LRez: a C++ API and toolkit for analyzing and managing Linked-Reads data

Bioinform Adv. 2021 Sep 25;1(1):vbab022. doi: 10.1093/bioadv/vbab022. eCollection 2021.

Abstract

Motivation: Linked-Reads technologies combine both the high quality and low cost of short-reads sequencing and long-range information, through the use of barcodes tagging reads which originate from a common long DNA molecule. This technology has been employed in a broad range of applications including genome assembly, phasing and scaffolding, as well as structural variant calling. However, to date, no tool or API dedicated to the manipulation of Linked-Reads data exist.

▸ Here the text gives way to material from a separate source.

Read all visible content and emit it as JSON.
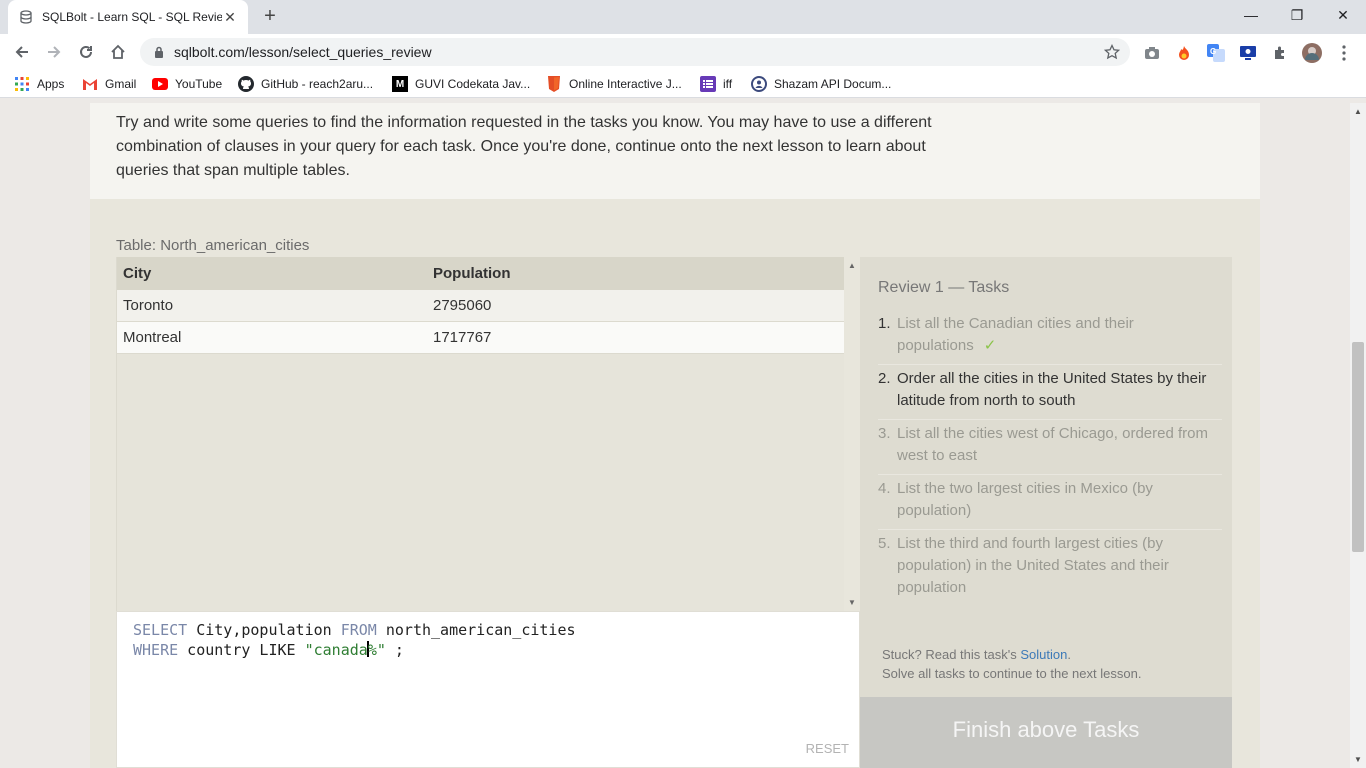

Results: We introduce LRez, a C++ API and toolkit that allows easy management of Linked-Reads data. LRez includes various functionalities, for computing numbers of common barcodes between genomic regions, extracting barcodes from BAM files, as well as indexing and querying BAM, FASTQ and gzipped FASTQ files to quickly fetch all reads or alignments containing a given barcode. LRez is compatible with a wide range of Linked-Reads sequencing technologies, and can thus be used in any tool or pipeline requiring barcode processing or indexing, in order to improve their performances.

Availability and implementation: LRez is implemented in C++, supported on Unix-based platforms and available under AGPL-3.0 License at https://github.com/morispi/LRez, and as a bioconda module.

Supplementary information: Supplementary data are available at Bioinformatics Advances online.